The menu bar across the top of the page contains the following selections: Menu (for the full menu page), Text (toggles the transcription or description windows on and off), Search, Exterior/MS views, Thumbs (for thumbnail images); the folio currently displayed; magnification; and a set modifying the current display: Hot, Mag, and Nav. "Hot" highlights visual elements that have received special attention in the description; "Mag" magnifies these items without increasing the overall magnification of the page; and "Nav" shows a thumbnail of the entire page, giving a sense of scale. Twelve views of the exterior are included.
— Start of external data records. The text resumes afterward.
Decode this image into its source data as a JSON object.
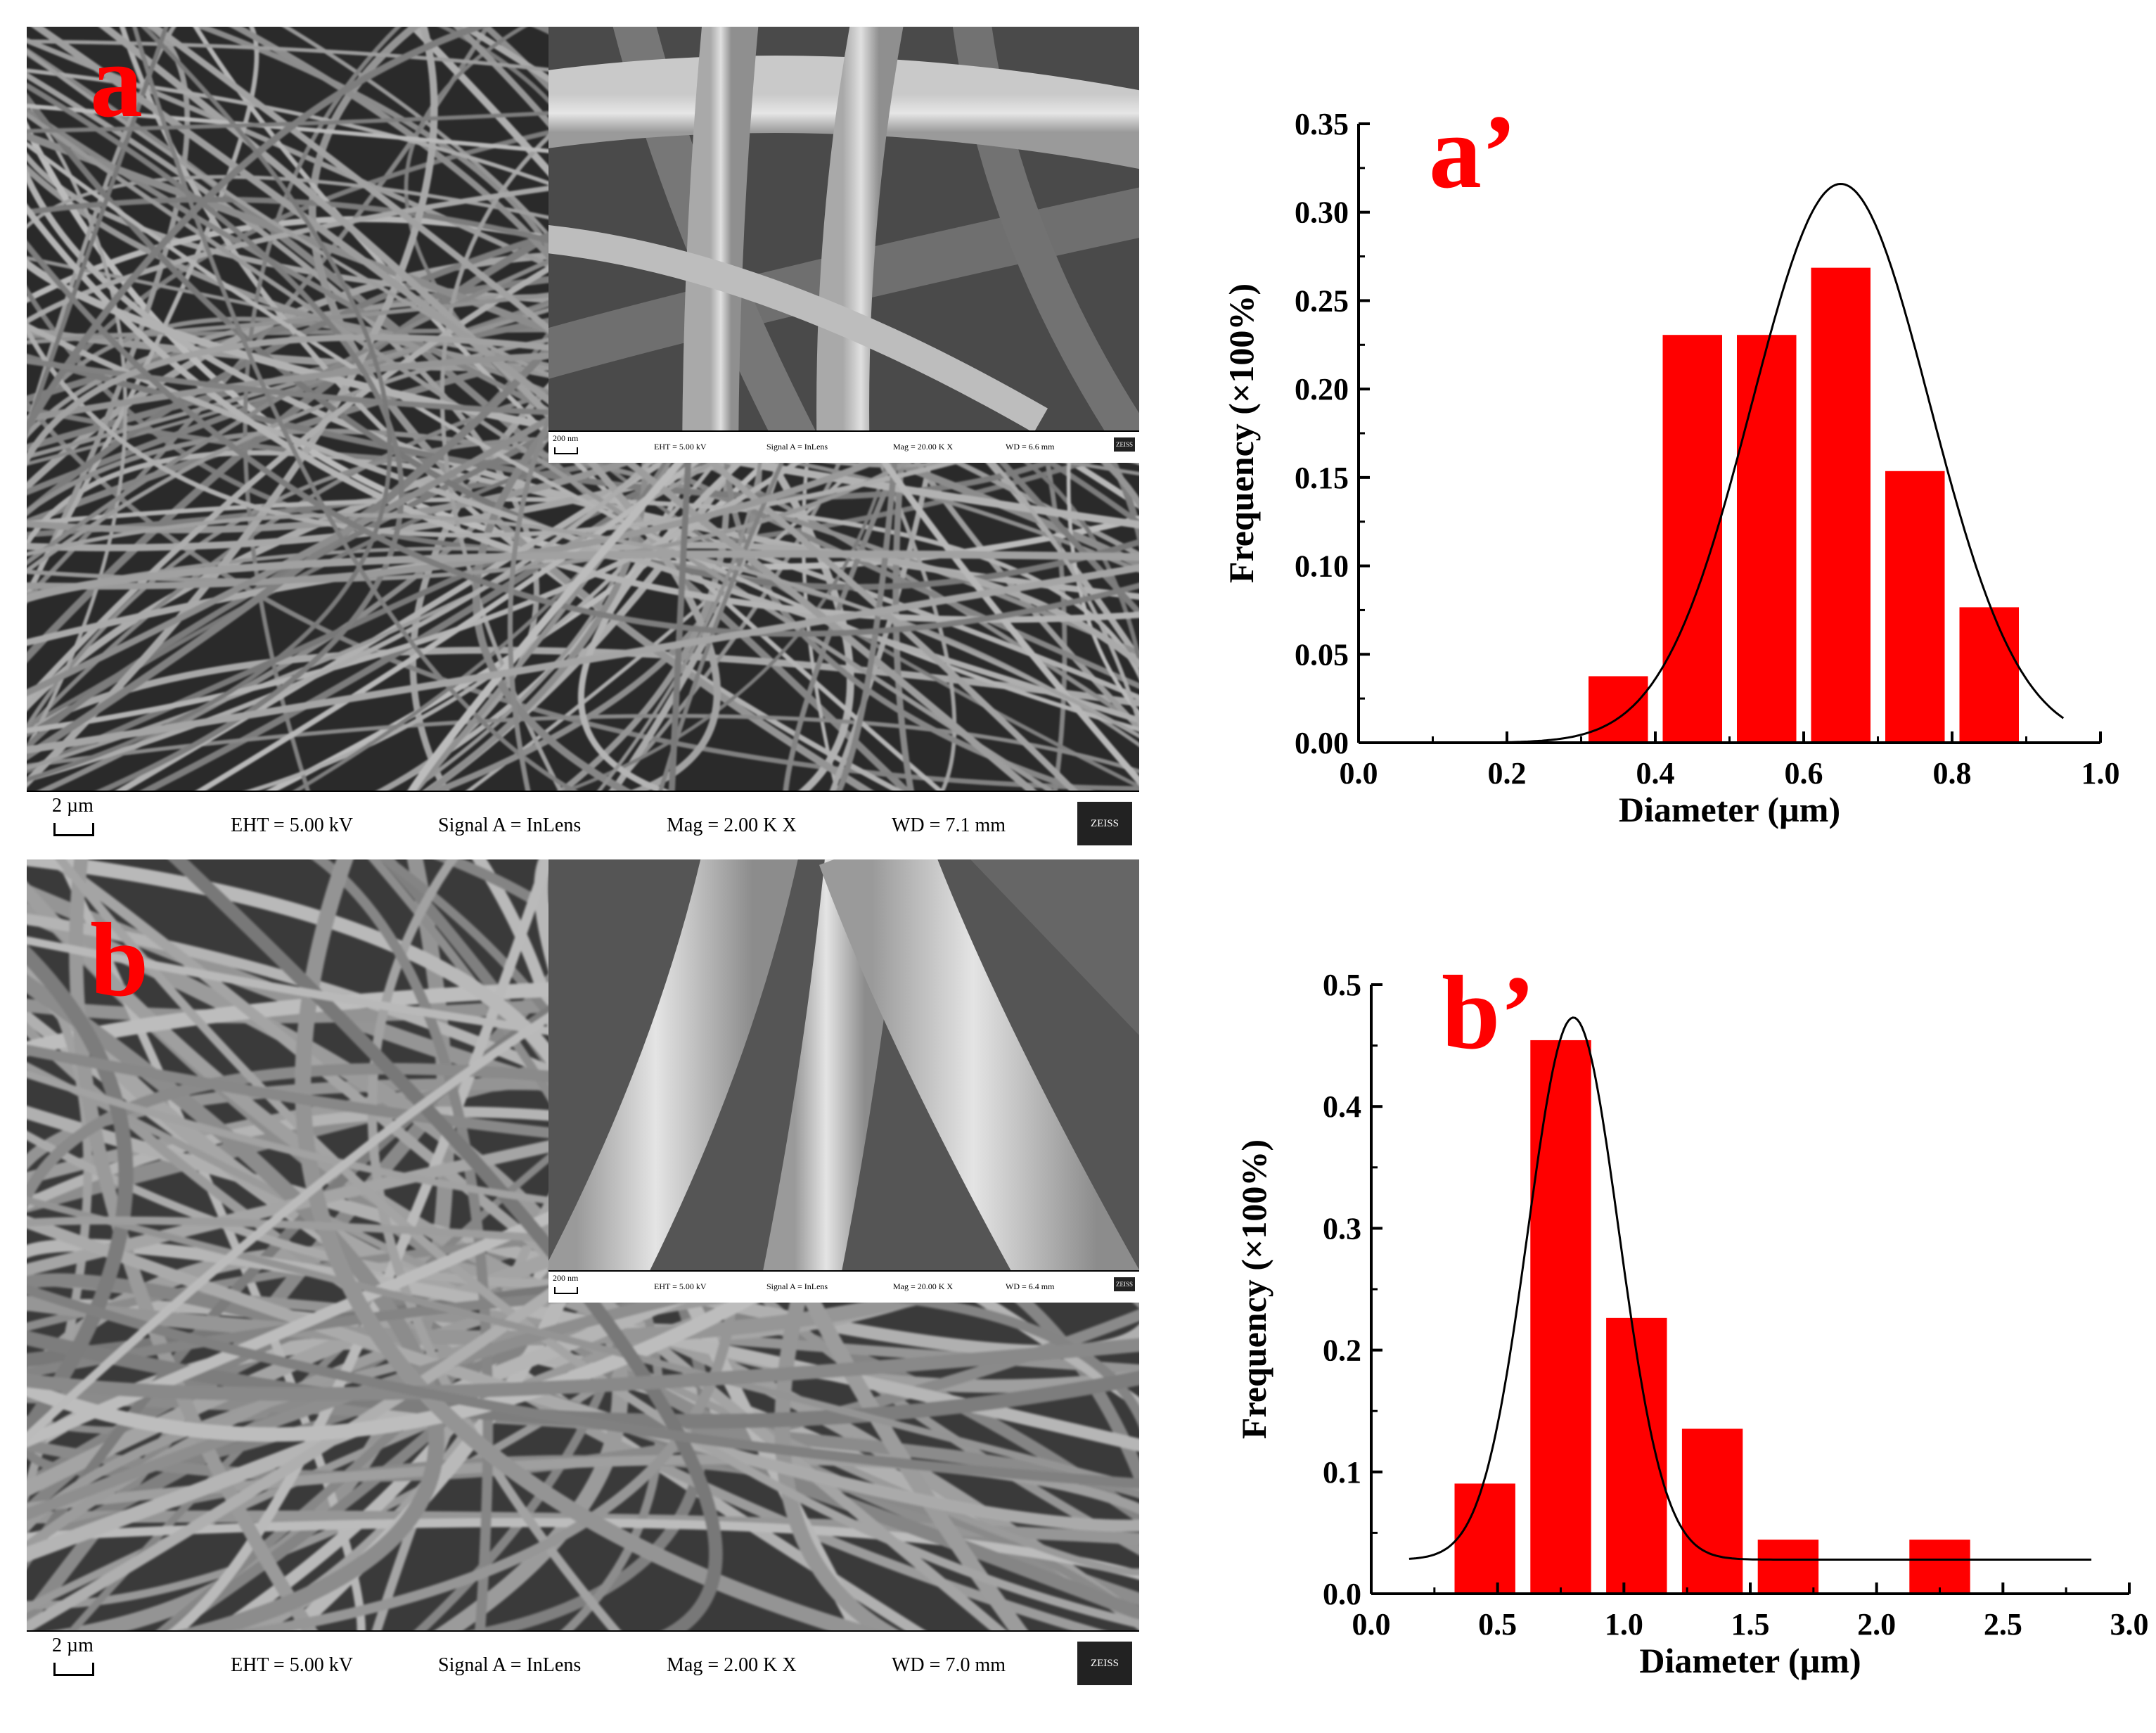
{
  "sem_panels": [
    {
      "label": "a",
      "databar": {
        "scale": "2 µm",
        "eht": "EHT =  5.00 kV",
        "signal": "Signal A = InLens",
        "mag": "Mag =     2.00 K X",
        "wd": "WD =  7.1 mm",
        "logo": "ZEISS"
      },
      "inset_databar": {
        "scale": "200 nm",
        "eht": "EHT =  5.00 kV",
        "signal": "Signal A = InLens",
        "mag": "Mag =   20.00 K X",
        "wd": "WD =  6.6 mm",
        "logo": "ZEISS"
      }
    },
    {
      "label": "b",
      "databar": {
        "scale": "2 µm",
        "eht": "EHT =  5.00 kV",
        "signal": "Signal A = InLens",
        "mag": "Mag =     2.00 K X",
        "wd": "WD =  7.0 mm",
        "logo": "ZEISS"
      },
      "inset_databar": {
        "scale": "200 nm",
        "eht": "EHT =  5.00 kV",
        "signal": "Signal A = InLens",
        "mag": "Mag =   20.00 K X",
        "wd": "WD =  6.4 mm",
        "logo": "ZEISS"
      }
    }
  ],
  "chart_data": [
    {
      "type": "bar",
      "panel_label": "a’",
      "xlabel": "Diameter (µm)",
      "ylabel": "Frequency (×100%)",
      "xlim": [
        0.0,
        1.0
      ],
      "ylim": [
        0.0,
        0.35
      ],
      "xticks": [
        "0.0",
        "0.2",
        "0.4",
        "0.6",
        "0.8",
        "1.0"
      ],
      "yticks": [
        "0.00",
        "0.05",
        "0.10",
        "0.15",
        "0.20",
        "0.25",
        "0.30",
        "0.35"
      ],
      "bin_width": 0.1,
      "bin_centers": [
        0.35,
        0.45,
        0.55,
        0.65,
        0.75,
        0.85
      ],
      "values": [
        0.038,
        0.231,
        0.231,
        0.269,
        0.154,
        0.077
      ],
      "fit": {
        "type": "gaussian",
        "mean": 0.65,
        "peak": 0.316,
        "sigma": 0.12,
        "offset": 0.0,
        "x_range": [
          0.0,
          0.95
        ]
      },
      "bar_color": "#ff0000"
    },
    {
      "type": "bar",
      "panel_label": "b’",
      "xlabel": "Diameter (µm)",
      "ylabel": "Frequency (×100%)",
      "xlim": [
        0.0,
        3.0
      ],
      "ylim": [
        0.0,
        0.5
      ],
      "xticks": [
        "0.0",
        "0.5",
        "1.0",
        "1.5",
        "2.0",
        "2.5",
        "3.0"
      ],
      "yticks": [
        "0.0",
        "0.1",
        "0.2",
        "0.3",
        "0.4",
        "0.5"
      ],
      "bin_width": 0.3,
      "bin_centers": [
        0.45,
        0.75,
        1.05,
        1.35,
        1.65,
        2.25
      ],
      "values": [
        0.091,
        0.455,
        0.227,
        0.136,
        0.045,
        0.045
      ],
      "fit": {
        "type": "gaussian",
        "mean": 0.8,
        "peak": 0.473,
        "sigma": 0.18,
        "offset": 0.028,
        "x_range": [
          0.15,
          2.85
        ]
      },
      "bar_color": "#ff0000"
    }
  ]
}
The Search function offers a list of areas to search (editorial, transcription, etc.), a selection of special characters such as thorn and punctuation marks; and a box for search terms. Regular expression searching is supported, but the program does not explain what "regular expressions" are or how to use them. The special characters used are not the same as those that may be familiar to some readers from the Middle English Dictionary's wildcards. For a single wildcard, use ".", as in the string "pla.e" which yields playe, place, plawe (etc.). For longer strings, use [a-z], as in "[a-z]at": this finds words containing "at" with a variable number of preceding letters, such as what, creature, Pathnucius. Square brackets containing a selection of letters will yield words with one of those letters in the spot marked by []: "pla[cy]e" will produce playe and place. A question mark indicates zero or one of the preceding letter: "ih?esus" will yield a list of pages with both Iesus and Ihesus spellings, though only iesus is highlighted, and it is necessary to search using Control-F to find Ihesus in the transcription. An asterisk means zero or more of the preceding letter, so "all*" produces words with both "al" and "all," but also schalt, kalendes, paleis, and so on. Wikipedia's guide to regular expressions guided me in this experiment with searching. It would have been useful to include in the "How to use this programme" section a page listing some of these expressions and how they work.
The achievement of a full-color digital facsimile of the Vernon manuscript is a great service to scholarship. The facsimile allows literary scholars to appreciate the layout and decoration of the texts, and gives art historians unprecedented views of the manuscript's details. Scase, Kennedy, and the rest of the team that contributed to this work are to be highly commended and heartily thanked.